Mr. Smith completes the disc with a performance of the A-minor Partita for solo flute (BWV 1013). Consisting of four movements derived from dance forms popular in the Baroque era (Allemande, Courante, Sarabande, and Bourée Anglaise), the Partita offers a compact but comprehensive treatise on Bach’s style of composition for the flute. Phrases of serene beauty are joined comfortably with passages of bravura intensity, all of them played by Mr. Smith with his customary ‘singing’ tone and attention to detail. It is worth restating in the context of the Partita that, when listening to this disc, it is easy to forget what a formidable technique is required in order to play the music at this level.

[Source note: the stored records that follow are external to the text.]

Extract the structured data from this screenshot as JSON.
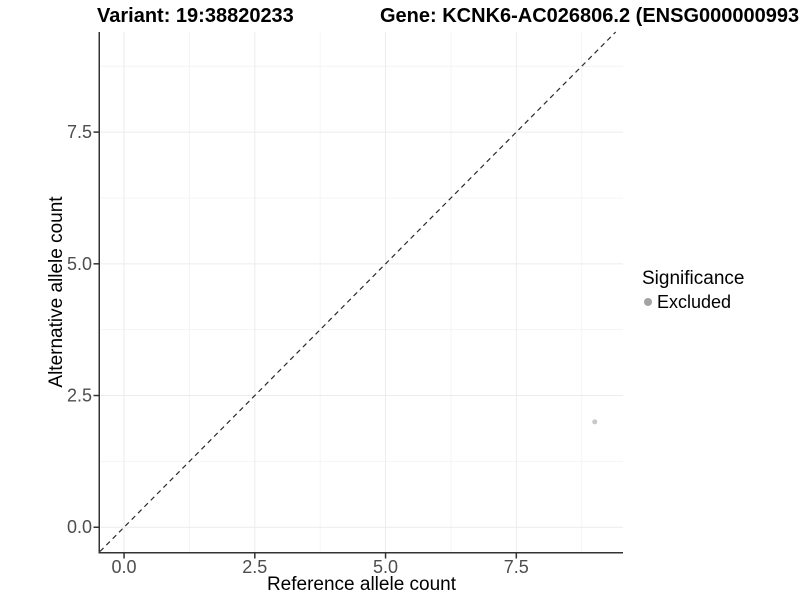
{
  "header": {
    "variant_title": "Variant: 19:38820233",
    "gene_title": "Gene: KCNK6-AC026806.2 (ENSG000000993"
  },
  "chart_data": {
    "type": "scatter",
    "xlabel": "Reference allele count",
    "ylabel": "Alternative allele count",
    "xlim": [
      -0.46,
      9.54
    ],
    "ylim": [
      -0.47,
      9.4
    ],
    "x_major_ticks": [
      0,
      2.5,
      5,
      7.5
    ],
    "y_major_ticks": [
      0,
      2.5,
      5,
      7.5
    ],
    "x_minor_gridlines": [
      1.25,
      3.75,
      6.25,
      8.75
    ],
    "y_minor_gridlines": [
      1.25,
      3.75,
      6.25,
      8.75
    ],
    "tick_label_decimals": 1,
    "grid": "major+minor",
    "points": [
      {
        "x": 9,
        "y": 2,
        "series": "Excluded",
        "color": "#c8c8c8",
        "radius": 2.5
      }
    ],
    "identity_line": {
      "slope": 1,
      "intercept": 0,
      "linetype": "dashed",
      "color": "#2a2a2a"
    },
    "legend": {
      "title": "Significance",
      "position": "right",
      "entries": [
        {
          "label": "Excluded",
          "color": "#a3a3a3"
        }
      ]
    },
    "style": {
      "axis_line_color": "#333333",
      "tick_color": "#333333",
      "major_grid_color": "#ececec",
      "minor_grid_color": "#f4f4f4",
      "tick_label_color": "#4d4d4d"
    }
  }
}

Thankfully, the flute sonatas of Johann Sebastian Bach are sufficiently familiar to musicians and music lovers that Mr. Smith and Mr. Vinikour are spared the daunting task of rehabilitating them. What they achieve in this recording is the revitalization of the music in a way that, rather than altering the presentation of the works, alters the listener’s perceptions of them. Listening to this recording, there is the sense not of hearing these sonatas again but of hearing them anew, in a performance that is appropriate to the period in which they were composed but not encumbered by it. It is Baroque, of course, but Mr. Smith and Mr. Vinikour allow the listener to appreciate through their playing that this is, foremost, music. The recording is, just as their Cleveland recital was, a complete triumph over the unexpected.